Uma das faixas de "Overkill", "Metropolis", foi feita às pressas para que o disco fosse finalizado. Afinal, horas e horas no estúdio custam caro. E os músicos não eram ricos. A canção foi inspirada no filme de mesmo título do alemão Fritz Lang (1890-1976). "Tive que criar algo do dia para a noite. E lembro que fui no cinema em Portobello Road naquela noite. Assisti a 'Metropolis' e isso me deu a criatividade que faltava para criar uma música", descreveu Lemmy.
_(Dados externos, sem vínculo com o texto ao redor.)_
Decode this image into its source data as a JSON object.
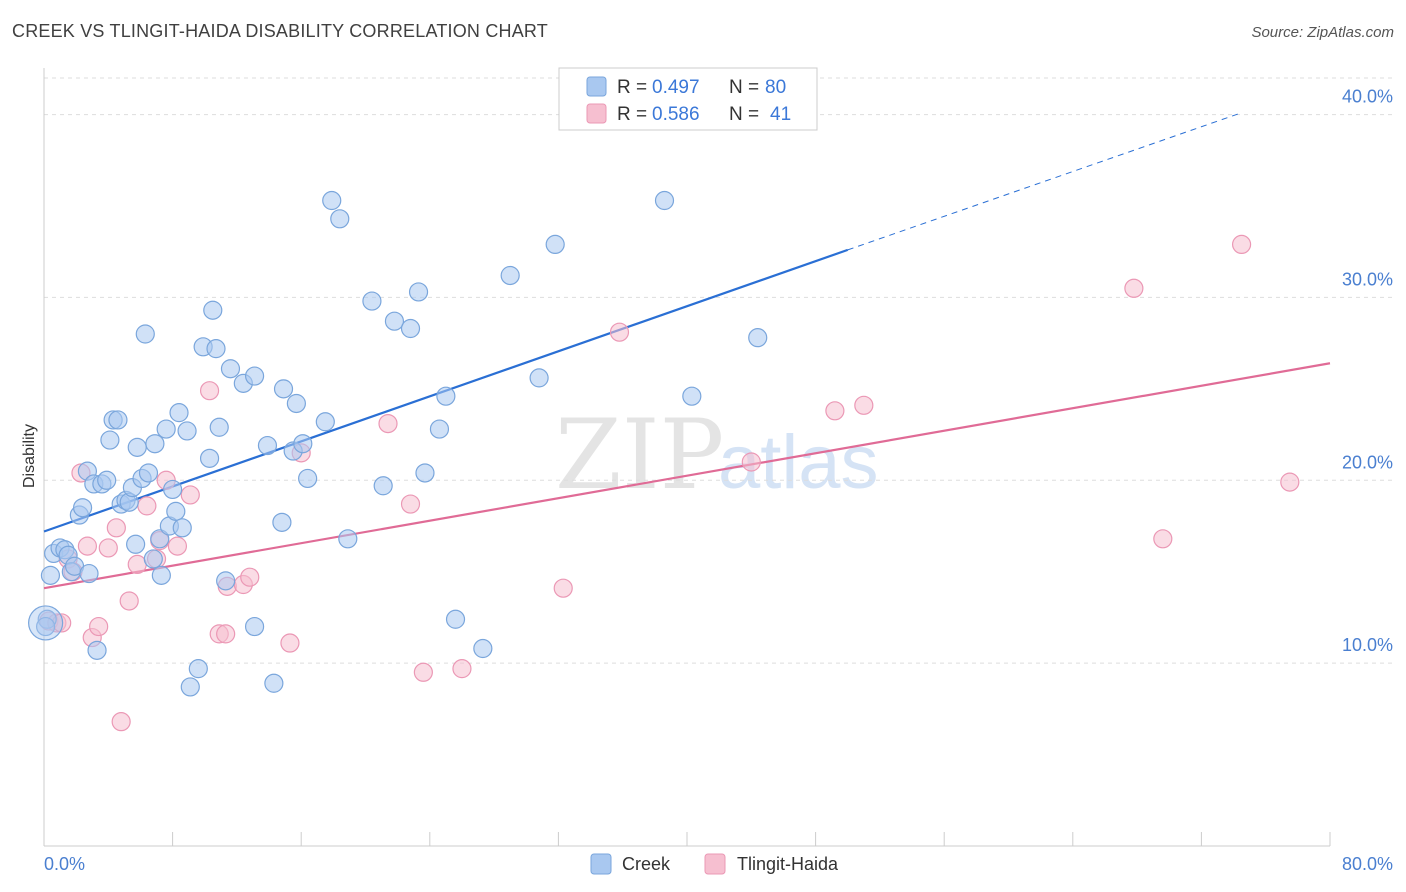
{
  "header": {
    "title": "CREEK VS TLINGIT-HAIDA DISABILITY CORRELATION CHART",
    "source": "Source: ZipAtlas.com"
  },
  "watermark": {
    "zip": "ZIP",
    "atlas": "atlas"
  },
  "colors": {
    "creek_fill": "#a9c8f0",
    "creek_stroke": "#7aa6dc",
    "creek_line": "#2a6fd4",
    "tlingit_fill": "#f6bfd0",
    "tlingit_stroke": "#eb98b5",
    "tlingit_line": "#e06b96",
    "axis_label": "#4a7fd0",
    "grid": "#dddddd"
  },
  "legend_top": {
    "rows": [
      {
        "r_label": "R = ",
        "r_value": "0.497",
        "n_label": "N = ",
        "n_value": "80"
      },
      {
        "r_label": "R = ",
        "r_value": "0.586",
        "n_label": "N = ",
        "n_value": "41"
      }
    ]
  },
  "legend_bottom": {
    "items": [
      "Creek",
      "Tlingit-Haida"
    ]
  },
  "chart_data": {
    "type": "scatter",
    "title": "CREEK VS TLINGIT-HAIDA DISABILITY CORRELATION CHART",
    "xlabel": "",
    "ylabel": "Disability",
    "xlim": [
      0,
      80
    ],
    "ylim": [
      0,
      42
    ],
    "x_tick_labels": [
      "0.0%",
      "80.0%"
    ],
    "y_ticks": [
      10,
      20,
      30,
      40
    ],
    "y_tick_labels": [
      "10.0%",
      "20.0%",
      "30.0%",
      "40.0%"
    ],
    "grid": true,
    "legend_position": "top-center",
    "series": [
      {
        "name": "Creek",
        "r": 0.497,
        "n": 80,
        "trend": {
          "x": [
            0,
            50
          ],
          "y": [
            17.2,
            32.6
          ],
          "dashed_extension_to": [
            74.5,
            40.1
          ]
        },
        "points": [
          [
            0.2,
            12.4
          ],
          [
            0.4,
            14.8
          ],
          [
            0.6,
            16.0
          ],
          [
            1.0,
            16.3
          ],
          [
            1.3,
            16.2
          ],
          [
            1.5,
            15.9
          ],
          [
            1.7,
            15.0
          ],
          [
            1.9,
            15.3
          ],
          [
            2.2,
            18.1
          ],
          [
            2.4,
            18.5
          ],
          [
            2.7,
            20.5
          ],
          [
            2.8,
            14.9
          ],
          [
            3.1,
            19.8
          ],
          [
            3.3,
            10.7
          ],
          [
            3.6,
            19.8
          ],
          [
            3.9,
            20.0
          ],
          [
            4.1,
            22.2
          ],
          [
            4.3,
            23.3
          ],
          [
            4.6,
            23.3
          ],
          [
            4.8,
            18.7
          ],
          [
            5.1,
            18.9
          ],
          [
            5.3,
            18.8
          ],
          [
            5.5,
            19.6
          ],
          [
            5.7,
            16.5
          ],
          [
            5.8,
            21.8
          ],
          [
            6.1,
            20.1
          ],
          [
            6.3,
            28.0
          ],
          [
            6.5,
            20.4
          ],
          [
            6.8,
            15.7
          ],
          [
            6.9,
            22.0
          ],
          [
            7.2,
            16.8
          ],
          [
            7.3,
            14.8
          ],
          [
            7.6,
            22.8
          ],
          [
            7.8,
            17.5
          ],
          [
            8.0,
            19.5
          ],
          [
            8.2,
            18.3
          ],
          [
            8.4,
            23.7
          ],
          [
            8.6,
            17.4
          ],
          [
            8.9,
            22.7
          ],
          [
            9.1,
            8.7
          ],
          [
            9.6,
            9.7
          ],
          [
            9.9,
            27.3
          ],
          [
            10.3,
            21.2
          ],
          [
            10.5,
            29.3
          ],
          [
            10.7,
            27.2
          ],
          [
            10.9,
            22.9
          ],
          [
            11.3,
            14.5
          ],
          [
            11.6,
            26.1
          ],
          [
            12.4,
            25.3
          ],
          [
            13.1,
            25.7
          ],
          [
            13.1,
            12.0
          ],
          [
            13.9,
            21.9
          ],
          [
            14.3,
            8.9
          ],
          [
            14.8,
            17.7
          ],
          [
            14.9,
            25.0
          ],
          [
            15.5,
            21.6
          ],
          [
            15.7,
            24.2
          ],
          [
            16.1,
            22.0
          ],
          [
            16.4,
            20.1
          ],
          [
            17.5,
            23.2
          ],
          [
            17.9,
            35.3
          ],
          [
            18.4,
            34.3
          ],
          [
            18.9,
            16.8
          ],
          [
            20.4,
            29.8
          ],
          [
            21.1,
            19.7
          ],
          [
            21.8,
            28.7
          ],
          [
            22.8,
            28.3
          ],
          [
            23.3,
            30.3
          ],
          [
            23.7,
            20.4
          ],
          [
            24.6,
            22.8
          ],
          [
            25.0,
            24.6
          ],
          [
            25.6,
            12.4
          ],
          [
            27.3,
            10.8
          ],
          [
            29.0,
            31.2
          ],
          [
            30.8,
            25.6
          ],
          [
            31.8,
            32.9
          ],
          [
            38.6,
            35.3
          ],
          [
            40.3,
            24.6
          ],
          [
            44.4,
            27.8
          ],
          [
            0.1,
            12.0
          ]
        ]
      },
      {
        "name": "Tlingit-Haida",
        "r": 0.586,
        "n": 41,
        "trend": {
          "x": [
            0,
            80
          ],
          "y": [
            14.1,
            26.4
          ]
        },
        "points": [
          [
            0.3,
            12.3
          ],
          [
            0.8,
            12.2
          ],
          [
            1.1,
            12.2
          ],
          [
            1.5,
            15.7
          ],
          [
            1.8,
            15.0
          ],
          [
            2.3,
            20.4
          ],
          [
            2.7,
            16.4
          ],
          [
            3.0,
            11.4
          ],
          [
            3.4,
            12.0
          ],
          [
            4.0,
            16.3
          ],
          [
            4.5,
            17.4
          ],
          [
            4.8,
            6.8
          ],
          [
            5.3,
            13.4
          ],
          [
            5.8,
            15.4
          ],
          [
            6.4,
            18.6
          ],
          [
            7.0,
            15.7
          ],
          [
            7.2,
            16.7
          ],
          [
            7.6,
            20.0
          ],
          [
            8.3,
            16.4
          ],
          [
            9.1,
            19.2
          ],
          [
            10.3,
            24.9
          ],
          [
            10.9,
            11.6
          ],
          [
            11.3,
            11.6
          ],
          [
            11.4,
            14.2
          ],
          [
            12.4,
            14.3
          ],
          [
            12.8,
            14.7
          ],
          [
            15.3,
            11.1
          ],
          [
            16.0,
            21.5
          ],
          [
            21.4,
            23.1
          ],
          [
            22.8,
            18.7
          ],
          [
            23.6,
            9.5
          ],
          [
            26.0,
            9.7
          ],
          [
            32.3,
            14.1
          ],
          [
            35.8,
            28.1
          ],
          [
            44.0,
            21.0
          ],
          [
            49.2,
            23.8
          ],
          [
            51.0,
            24.1
          ],
          [
            67.8,
            30.5
          ],
          [
            69.6,
            16.8
          ],
          [
            74.5,
            32.9
          ],
          [
            77.5,
            19.9
          ]
        ]
      }
    ]
  }
}
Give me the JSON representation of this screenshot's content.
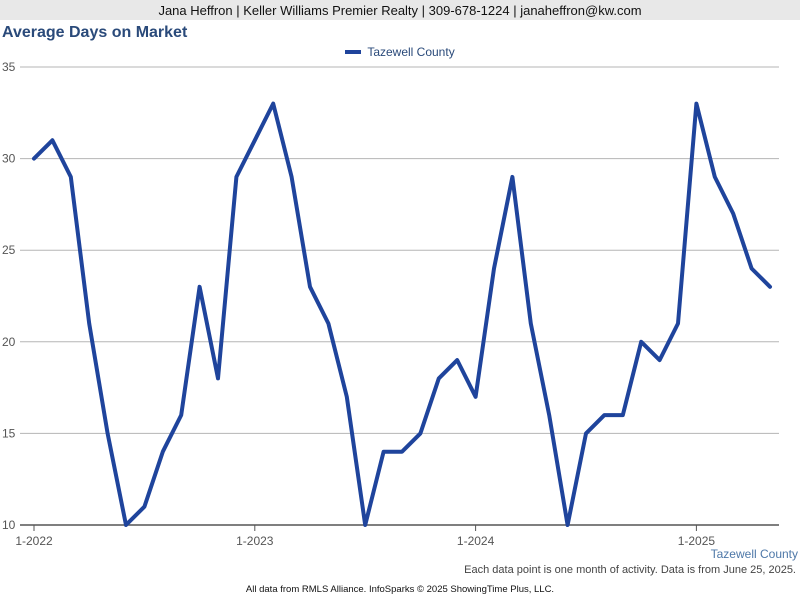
{
  "header": {
    "text": "Jana Heffron | Keller Williams Premier Realty | 309-678-1224 | janaheffron@kw.com"
  },
  "chart_data": {
    "type": "line",
    "title": "Average Days on Market",
    "xlabel": "",
    "ylabel": "",
    "ylim": [
      10,
      35
    ],
    "yticks": [
      10,
      15,
      20,
      25,
      30,
      35
    ],
    "x_tick_labels": [
      "1-2022",
      "1-2023",
      "1-2024",
      "1-2025"
    ],
    "grid": true,
    "legend_position": "top-center",
    "series": [
      {
        "name": "Tazewell County",
        "color": "#1f449c",
        "x": [
          "1-2022",
          "2-2022",
          "3-2022",
          "4-2022",
          "5-2022",
          "6-2022",
          "7-2022",
          "8-2022",
          "9-2022",
          "10-2022",
          "11-2022",
          "12-2022",
          "1-2023",
          "2-2023",
          "3-2023",
          "4-2023",
          "5-2023",
          "6-2023",
          "7-2023",
          "8-2023",
          "9-2023",
          "10-2023",
          "11-2023",
          "12-2023",
          "1-2024",
          "2-2024",
          "3-2024",
          "4-2024",
          "5-2024",
          "6-2024",
          "7-2024",
          "8-2024",
          "9-2024",
          "10-2024",
          "11-2024",
          "12-2024",
          "1-2025",
          "2-2025",
          "3-2025",
          "4-2025",
          "5-2025"
        ],
        "values": [
          30,
          31,
          29,
          21,
          15,
          10,
          11,
          14,
          16,
          23,
          18,
          29,
          31,
          33,
          29,
          23,
          21,
          17,
          10,
          14,
          14,
          15,
          18,
          19,
          17,
          24,
          29,
          21,
          16,
          10,
          15,
          16,
          16,
          20,
          19,
          21,
          33,
          29,
          27,
          24,
          23
        ]
      }
    ]
  },
  "source_label": "Tazewell County",
  "footnote": "Each data point is one month of activity. Data is from June 25, 2025.",
  "copyright": "All data from RMLS Alliance. InfoSparks © 2025 ShowingTime Plus, LLC."
}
"Overkill" fez com que o Motörhead conquistasse mais fãs e bons números de alcance nas rádios da Inglaterra. O disco provou ao mundo a força do grupo. Mas ainda era pouco. Em outubro, veio o "Bomber", e a coisa ficou ainda mais séria.

Como "Overkill" foi um dos 30 discos mais tocados na Inglaterra, o Motörhead foi convidado — duas vezes! — para tocar no programa "Top Of The Pops". Isso já era o suficiente para considerar o grupo como um dos mais legais daquele tempo, mas Lemmy não estava satisfeito. Principalmente, porque todos continuavam "pobres", ganhando "apenas" 40 libras por semana.

"Foi uma época complicada, e a gravadora achava que aquilo que conquistamos foi por sorte. Então, eles pediram um novo álbum até o fim do ano. Tivemos que correr, mas, quer saber, fodam-se eles", bradou Lemmy.

Lemmy Kilmister em sua casa em Londres, em agosto de 1980/Getty Images
Lemmy Kilmister em sua casa em Londres, em agosto de 1980/Getty Images

Antes de começar a desenvolver "Bomber", o Motörhead ficou três dias preso na Finlândia, sob a acusação de que a banda teria "destruído todo o palco" do festival Punkaroka Midnight Sun. "Ao menos, fazer o novo disco nos afastou de confusões", disse o líder do grupo. Mas, bem, isso não é inteiramente verdade, pois as drogas utilizadas pela equipe de produção e pelos músicos causaram alguns problemas até a conclusão do álbum.

"Eu só usava speed (anfetamina) porque me ajudava a fazer bem meu trabalho", garantiu Lemmy. "Mas no caso de Jimmy Miller, a heroína acabou com ele. O cara se atrasava demais para as gravações e dava as piores desculpas."

Ao menos, essa situação constrangedora do com produtor Jimmy, que foi demitido pelos Rolling Stones por conta de seu vício, inspirou a faixa "Dead Men Tell No Tales", cuja letra é totalmente anti-heroína. Isso pode soar como hipocrisia, uma vez que Lemmy era uma "farmácia ambulante", mas ele não admitia que as drogas atrapalhassem seu trabalho.

Graças a essa "ética profissional" de Lemmy, o Motörhead conseguiu lançar o seu disco mais clássico, e um dos mais bem recebidos pelo público. Eles até poderiam ser amedrontadores, grosseiros, drogados e mal-encarados, mas faziam música boa e estavam, a partir desse álbum, realmente fazendo dinheiro.